School typically starts in late August or early September. A previously issued order by Whitmer gives districts more flexibility to adopt a year-round calendar for the 2020-21 school year or start before Labor Day as a way to help students catch up.
“Our intent is to resume in-person instruction, to do so in a way that is safe but also to make sure that as we get back to schools, as we return to work, that we have very clear guidance to what the minimum expectations are,” Whitmer said during a news conference.
In less than two weeks, the governor will issue an order providing details on what will be required to reopen schools and what will be recommended. She said schools will be free to implement more aggressive standards than what the state mandates.
Public schools face a July 1 deadline to adopt their budgets despite great uncertainty over state revenue, which is down substantially due to lower tax revenues. Districts are planning for cuts despite the expectation that they will need more aid to have smaller, socially distanced classes and to buy masks and equipment during the pandemic.

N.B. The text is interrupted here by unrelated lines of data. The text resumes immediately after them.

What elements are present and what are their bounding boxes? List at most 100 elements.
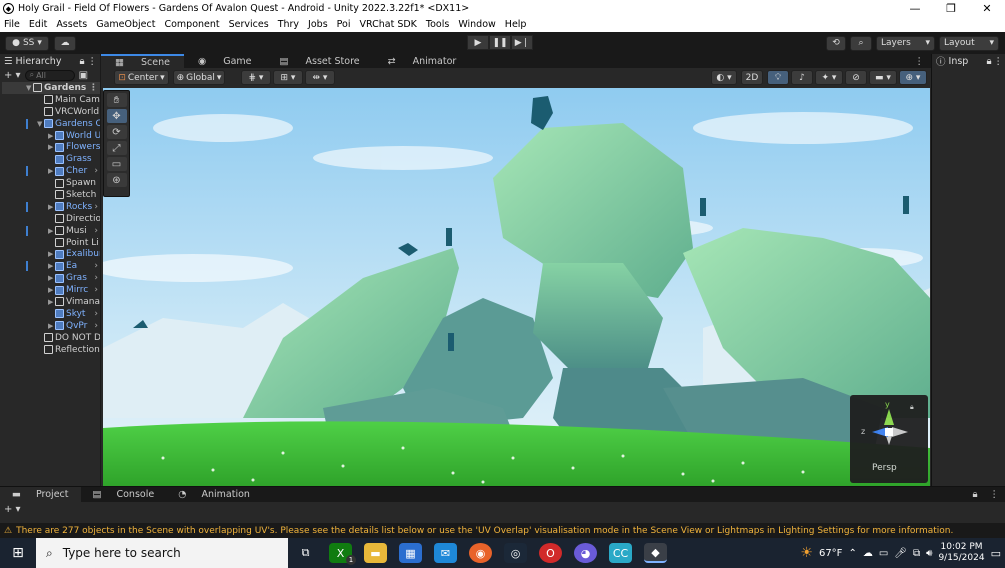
add-button[interactable]: + ▾ [4,504,21,515]
list-item[interactable]: ▶ Flowers [2,141,100,153]
snap-increment-button[interactable]: ⊞ ▾ [273,70,303,85]
list-item[interactable]: Spawn [2,177,100,189]
more-icon[interactable]: ⋮ [994,56,1004,67]
menu-vrchat-sdk[interactable]: VRChat SDK [359,19,416,30]
hierarchy-tab[interactable]: ☰ Hierarchy 🔒︎ ⋮ [0,54,100,68]
scene-viewport[interactable] [103,88,930,486]
mail-icon[interactable]: ✉ [434,543,457,563]
xbox-icon[interactable]: X1 [329,543,356,565]
list-item[interactable]: Point Li [2,237,100,249]
lock-icon[interactable]: 🔒︎ [986,56,991,67]
list-item[interactable]: Main Cam [2,94,100,106]
inspector-tab[interactable]: ⓘ Insp 🔒︎ ⋮ [932,54,1005,68]
menu-thry[interactable]: Thry [278,19,299,30]
rotate-tool-icon[interactable]: ⟳ [106,125,127,139]
opera-icon[interactable]: O [539,543,562,563]
maximize-button[interactable]: ❐ [933,2,969,15]
more-icon[interactable]: ⋮ [89,83,98,93]
tab-game[interactable]: ◉ Game [184,54,266,68]
minimize-button[interactable]: — [897,2,933,15]
lock-icon[interactable]: 🔒︎ [79,56,84,67]
list-item[interactable]: ▶ Cher › [2,165,100,177]
more-icon[interactable]: ⋮ [908,54,932,68]
list-item[interactable]: Sketch [2,189,100,201]
list-item[interactable]: ▶ QvPr › [2,320,100,332]
layers-dropdown[interactable]: Layers ▾ [876,35,935,51]
task-view-icon[interactable]: ⧉ [294,543,317,563]
lock-icon[interactable]: 🔒︎ [910,403,914,412]
rect-tool-icon[interactable]: ▭ [106,157,127,171]
tab-animator[interactable]: ⇄ Animator [374,54,471,68]
tab-console[interactable]: ▤ Console [81,487,167,502]
step-button[interactable]: ▶❘ [511,35,533,50]
cloud-button[interactable]: ☁ [54,35,76,51]
list-item[interactable]: ▶ World U [2,130,100,142]
list-item[interactable]: ▶ Exalibur [2,248,100,260]
menu-component[interactable]: Component [164,19,219,30]
start-button[interactable]: ⊞ [0,545,36,561]
play-button[interactable]: ▶ [467,35,489,50]
discord-icon[interactable]: ◕ [574,543,597,563]
effects-button[interactable]: ✦ ▾ [815,70,843,85]
gizmos-button[interactable]: ⊕ ▾ [899,70,927,85]
menu-file[interactable]: File [4,19,20,30]
list-item[interactable]: Grass [2,153,100,165]
layout-dropdown[interactable]: Layout ▾ [939,35,999,51]
visibility-toggle[interactable]: ⊘ [845,70,867,85]
hand-tool-icon[interactable]: ✋︎ [106,93,127,107]
add-button[interactable]: + ▾ [4,70,21,81]
tab-project[interactable]: ▬ Project [0,487,81,502]
more-icon[interactable]: ⋮ [88,56,98,67]
list-item[interactable]: ▼ Gardens C [2,118,100,130]
scale-tool-icon[interactable]: ⤢ [106,141,127,155]
filter-icon[interactable]: ▣ [79,70,88,81]
microphone-icon[interactable]: 🎤︎ [894,548,907,559]
menu-assets[interactable]: Assets [56,19,87,30]
weather-icon[interactable]: ☀ [800,545,813,561]
close-button[interactable]: ✕ [969,2,1005,15]
menu-gameobject[interactable]: GameObject [96,19,155,30]
file-explorer-icon[interactable]: ▬ [364,543,387,563]
search-button[interactable]: ⌕ [850,35,872,51]
account-button[interactable]: ● SS ▾ [5,35,49,51]
more-icon[interactable]: ⋮ [984,487,1005,502]
align-button[interactable]: ⇹ ▾ [305,70,335,85]
list-item[interactable]: Directio [2,213,100,225]
list-item[interactable]: ▶ Musi › [2,225,100,237]
list-item[interactable]: Reflection [2,344,100,356]
2d-toggle[interactable]: 2D [741,70,763,85]
pivot-dropdown[interactable]: ⊡ Center ▾ [114,70,169,85]
move-tool-icon[interactable]: ✥ [106,109,127,123]
hierarchy-search-input[interactable]: ⌕ All [24,69,75,81]
cloud-icon[interactable]: ☁ [863,548,873,559]
menu-poi[interactable]: Poi [337,19,351,30]
chevron-up-icon[interactable]: ⌃ [848,548,856,559]
store-icon[interactable]: ▦ [399,543,422,563]
tab-scene[interactable]: ▦ Scene [101,54,184,68]
tab-asset-store[interactable]: ▤ Asset Store [266,54,374,68]
list-item[interactable]: ▶ Gras › [2,272,100,284]
menu-jobs[interactable]: Jobs [308,19,328,30]
menu-services[interactable]: Services [229,19,269,30]
pause-button[interactable]: ❚❚ [489,35,511,50]
draw-mode-button[interactable]: ◐ ▾ [711,70,737,85]
camera-button[interactable]: ▬ ▾ [869,70,897,85]
lighting-toggle[interactable]: 💡︎ [767,70,789,85]
list-item[interactable]: DO NOT D [2,332,100,344]
transform-tool-icon[interactable]: ⊛ [106,173,127,187]
taskbar-search-input[interactable]: ⌕ Type here to search [36,538,288,568]
unity-icon[interactable]: ◆ [644,543,667,563]
list-item[interactable]: ▶ Ea › [2,260,100,272]
screen-icon[interactable]: ⧉ [913,548,920,559]
list-item[interactable]: ▶ Mirrc › [2,284,100,296]
projection-toggle[interactable]: Persp [872,463,897,473]
weather-temperature[interactable]: 67°F [819,548,842,559]
audio-toggle[interactable]: ♪ [791,70,813,85]
grid-snap-button[interactable]: ⋕ ▾ [241,70,271,85]
status-warning-bar[interactable]: ⚠ There are 277 objects in the Scene wit… [0,523,1005,538]
steam-icon[interactable]: ◎ [504,543,527,563]
clock[interactable]: 10:02 PM 9/15/2024 [938,542,984,564]
menu-window[interactable]: Window [458,19,495,30]
list-item[interactable]: ▶ Vimana [2,296,100,308]
list-item[interactable]: Skyt › [2,308,100,320]
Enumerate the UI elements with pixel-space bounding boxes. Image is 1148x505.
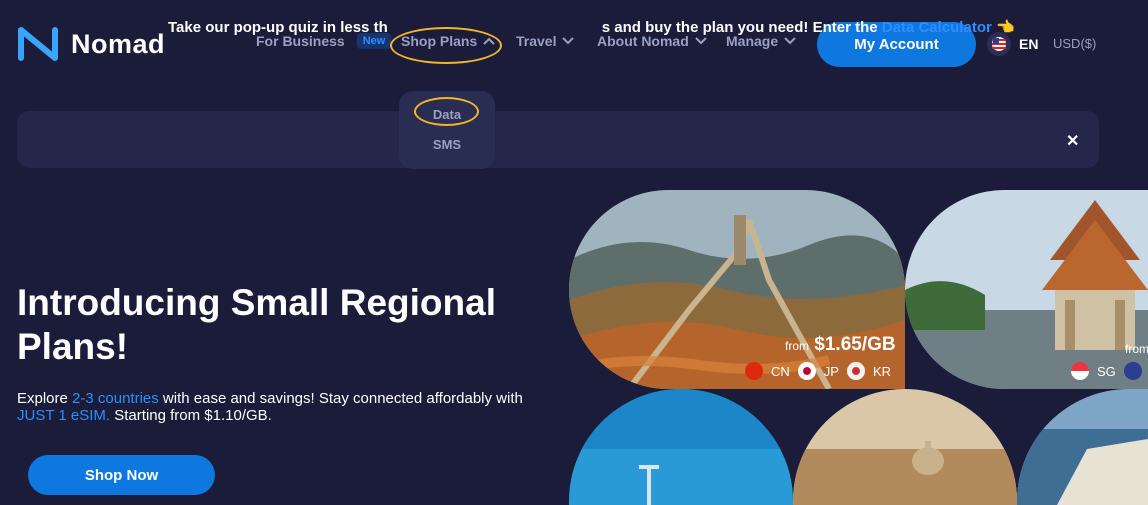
country-code-cn: CN [771, 363, 790, 379]
hero-sub-mid: with ease and savings! Stay connected af… [158, 390, 523, 407]
card-2-price: from [1125, 340, 1148, 358]
plan-card-sky-tower[interactable] [569, 389, 793, 505]
banner-text-start: Take our pop-up quiz in less th [168, 19, 388, 36]
currency-selector[interactable]: USD($) [1053, 36, 1096, 51]
korea-flag-icon [846, 362, 865, 380]
nomad-logo-icon [18, 27, 58, 61]
thai-temple-image [905, 190, 1148, 389]
coast-image [1017, 389, 1148, 505]
banner-text: Take our pop-up quiz in less th s and buy… [168, 18, 1015, 36]
great-wall-image [569, 190, 905, 389]
chevron-down-icon [695, 37, 707, 45]
chevron-down-icon [562, 37, 575, 45]
card-2-price-from: from [1125, 342, 1148, 356]
hero-sub-link-countries: 2-3 countries [72, 390, 159, 407]
chevron-down-icon [784, 37, 796, 45]
site-header: Nomad For Business New Shop Plans Travel… [0, 0, 1148, 90]
card-2-countries: SG [1071, 362, 1142, 380]
data-calculator-link[interactable]: Data Calculator [882, 19, 992, 36]
hero-subtitle: Explore 2-3 countries with ease and savi… [17, 390, 537, 424]
highlight-ring-data [414, 97, 479, 126]
hero-sub-post: Starting from $1.10/GB. [110, 407, 272, 424]
plan-card-great-wall[interactable]: from $1.65/GB CN JP KR [569, 190, 905, 389]
plan-card-city-dome[interactable] [793, 389, 1017, 505]
plan-card-coast[interactable] [1017, 389, 1148, 505]
hero-sub-link-esim: JUST 1 eSIM. [17, 407, 111, 424]
card-1-price: from $1.65/GB [785, 334, 896, 356]
city-dome-image [793, 389, 1017, 505]
hero-sub-pre: Explore [17, 390, 73, 407]
card-1-price-value: $1.65/GB [814, 334, 896, 355]
country-code-kr: KR [872, 363, 892, 379]
hero-title: Introducing Small Regional Plans! [17, 282, 496, 367]
language-code: EN [1019, 36, 1039, 52]
shop-now-button[interactable]: Shop Now [28, 455, 215, 495]
card-1-countries: CN JP KR [745, 362, 891, 380]
japan-flag-icon [797, 362, 816, 380]
quiz-banner [17, 111, 1099, 168]
sky-tower-image [569, 389, 793, 505]
country-code-sg: SG [1097, 363, 1116, 379]
close-icon[interactable]: ✕ [1066, 131, 1079, 151]
pointing-hand-icon: 👈 [996, 19, 1015, 36]
dropdown-item-sms[interactable]: SMS [399, 137, 495, 152]
china-flag-icon [745, 362, 763, 380]
nomad-logo[interactable]: Nomad [17, 26, 165, 62]
card-1-price-from: from [785, 339, 809, 353]
banner-text-end: s and buy the plan you need! Enter the [601, 19, 882, 36]
plan-card-thai-temple[interactable]: from SG [905, 190, 1148, 389]
singapore-flag-icon [1071, 362, 1089, 380]
us-flag-icon [1123, 362, 1142, 380]
country-code-jp: JP [823, 363, 839, 379]
brand-name: Nomad [71, 28, 166, 59]
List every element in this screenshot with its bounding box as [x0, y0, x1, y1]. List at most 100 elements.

The Democratic governor and Republicans who control the Legislature are pushing Congress for flexibility to use federal COVID-19 relief funding to fill holes. Work on the next state spending plan, which takes effect three months after school budgets do, is delayed due to a later tax deadline and other factors, frustrating school officials.
“I can’t plan to purchase PPE equipment, increase sanitization efforts and undertake the host of other measures that will be necessary to ensure the safety of my students for in-person learning without having any idea how much money our schools will have to spend or what requirements we will be in place with regard to spending it,” said Ken Gutman, superintendent of Walled Lake Schools and vice president of the Tri-County Alliance for Public Education, a group of Detroit-area superintendents. “Schools are in crisis and legislators in Lansing cannot continue to ignore it.”
Whitmer said she was assured by people at the federal level that Michigan will get flexibility and some additional funding.
Also Wednesday, the governor — whom Republicans have accused of going too far with some stay-at-home restrictions or not restarting the economy more quickly — pointed to data showing Michigan’s success in curbing the virus as it surges in many other states. Michigan was an early hot spot and has reported the eighth-highest per-capita death rate among 50 states and Washington, D.C., but the situation has improved markedly.
As of Tuesday, Michigan had recorded roughly 30 new COVID-19 cases per 100,000 people over the previous two weeks, which was one of the lowest figures of any state.
“We are seeing spikes across the country, in Texas and Arizona and more — the Carolinas,” she said. “But because the vast majority of Michiganders are doing the right thing by staying home and staying safe and staying informed, we’re not yet seeing another spike here and that is good for everyone and for our economy.”
Whitmer continued to urge people to wear a face covering, saying the risk of transmitting the virus is low — 1.5% — if someone with COVID-19 has one and comes into contact with another mask-wearing individual.
She said she will extend a state of emergency beyond Friday, contending it is needed to keep restrictions and other coronavirus-related orders in place.